Gilberto Gil et Roberta Sá : une escale brésilienne au Montreux Jazz Festival (07.07.23)

Ce vendredi 7 juillet, il fait une chaleur étouffante à Montreux. Au bord de la riviera, les palmiers rendent l’atmosphère tropicale. 

Ça tombe bien, aujourd’hui le Brésil est à l’honneur au festival et les fans sont au rendez-vous.

Roberta Sá, héritière de la tradition musicale brésilienne

C’est cette chanteuse populaire brésilienne qui ouvre la soirée. Là-bas c’est une véritable star, mais ici elle est moins connue des locaux. Pourtant aujourd’hui à Montreux tout le monde est excité à l’idée de la voir performer. En Suisse, on trouve une grande communauté brésilienne et portugaise et tous les fans ont répondu présents. 

Ce soir sur la scène de l’auditorium Stravinski elle va nous présenter son dernier album Sambasá, sorti en 2022. On a hâte de découvrir son univers.

Les musiciens s’installent sous les applaudissements du public. Le concert démarre par une intro de bandurria, un instrument traditionnel brésilien. Dès les premières secondes on plonge dans le folklore de cette musique solaire. 
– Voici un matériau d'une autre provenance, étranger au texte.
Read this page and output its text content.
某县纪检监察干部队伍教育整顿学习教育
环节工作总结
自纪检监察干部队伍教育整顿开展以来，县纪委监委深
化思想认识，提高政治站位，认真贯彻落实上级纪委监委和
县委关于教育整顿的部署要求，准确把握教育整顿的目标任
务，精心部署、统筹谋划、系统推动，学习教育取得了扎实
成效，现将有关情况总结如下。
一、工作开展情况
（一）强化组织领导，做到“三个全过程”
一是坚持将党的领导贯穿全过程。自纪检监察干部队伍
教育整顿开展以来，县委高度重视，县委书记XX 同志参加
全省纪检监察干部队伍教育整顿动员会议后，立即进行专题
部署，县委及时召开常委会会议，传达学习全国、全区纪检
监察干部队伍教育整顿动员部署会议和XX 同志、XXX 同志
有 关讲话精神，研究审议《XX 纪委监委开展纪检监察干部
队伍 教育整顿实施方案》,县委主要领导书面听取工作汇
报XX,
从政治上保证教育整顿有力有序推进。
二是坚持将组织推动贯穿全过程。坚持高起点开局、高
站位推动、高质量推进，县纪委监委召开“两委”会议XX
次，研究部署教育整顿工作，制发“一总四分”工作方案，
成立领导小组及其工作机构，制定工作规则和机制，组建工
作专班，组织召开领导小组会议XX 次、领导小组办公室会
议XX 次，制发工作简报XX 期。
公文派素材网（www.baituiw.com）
Une voix claire et posée s’élève a capella dans l’auditorium. On cherche la chanteuse du regard mais elle commence à chanter des coulisses. Après quelques phrases mélodieuses en portugais, elle prend enfin possession de la scène d’une démarche lente et assurée.

Ce qui frappe tout de suite chez Roberta Sá c’est sa prestance. La chanteuse n’a pas besoin d’en faire des caisses, elle possède une grâce naturelle et envoûtante. Elle porte une robe noire stylisée par de grandes manches bouffantes. Son visage rayonne d’une sérénité communicative, sa posture est droite et classieuse. On ne la quitte plus du regard.

Elle est accompagnée de quatre musiciens. Une guitare électro-acoustique aux cordes en nylon, caractéristique du style bossa nova. Un musicien soliste joue de la bandurria, un instrument qui ressemble à une mandoline et qui apportera des sonorités tropicales tout au long de la soirée. Une basse et une batterie dessinent des rythmiques entraînantes.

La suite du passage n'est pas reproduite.